J'avais beaucoup aimé The Dark Night, la version filmée de Batman par Christopher Nolan. Je n'ai pas été déçu par son nouveau film, attendu de pied ferme et encensé par les critiques. Ce film mérite une floppée de qualificatifs élogieux : ambitieux, complexe, flamboyant, époustouflant, etc. Le seul bémol est qu'il faut avoir l'esprit affuté pour le voir et ne surtout pas s'assoupir ne fut-ce que quelques instants sous peine de perdre totalement le fil. Le film raconte les exploits de spécialistes de l'inception, technique imaginaire et futuriste consistant à s'infiltrer dans les rêves de victimes et à manipuler ces rêves pour voler des informations profondément enfouies dans le subconscient. Bon. Si on précise que la manipulation des rêves va jusqu'à quatre niveaux imbriqués, on est face à un des scénatios les plus inventifs pondus depuis très longtemps.

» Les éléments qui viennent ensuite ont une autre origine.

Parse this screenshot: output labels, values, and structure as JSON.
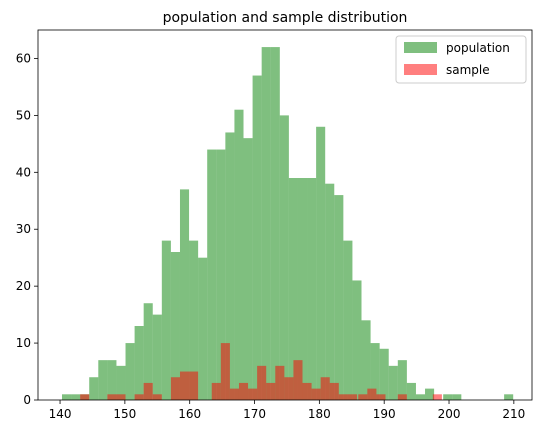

La seconde performance du film tient dans les effets spéciaux et les trucages, aussi improbables et incroyables qu'un tour de Bernard Bilis. Les scènes de combat en mouvement et en apesanteur sont tout simplement magnifiques. Le recours aux effets purement numériques est pourtant mesuré : seulement quatre cents plans, soit cinq fois moins que d'autres blockbusters résents. Les effets les plus spectaculaires ont été créés à l'ancienne, avec décors, moteurs et câbles.

Un film ne serait rien sans ses acteurs. Leonardo DiCaprio crève l'écran comme d'habitude. Il a enfin vieilli physiquement et sa bouille d'adolescent me gêne moins qu'avant. Il est entouré de stars montantes, comme Joseph Gordon-Levitt ou la délicieuse Ellen Page qui joue enfin dans la cour des grands après son magnifique Juno, et de valeurs sûres, comme Tom Berenger, Ken Watanabe et Marion Cotillard.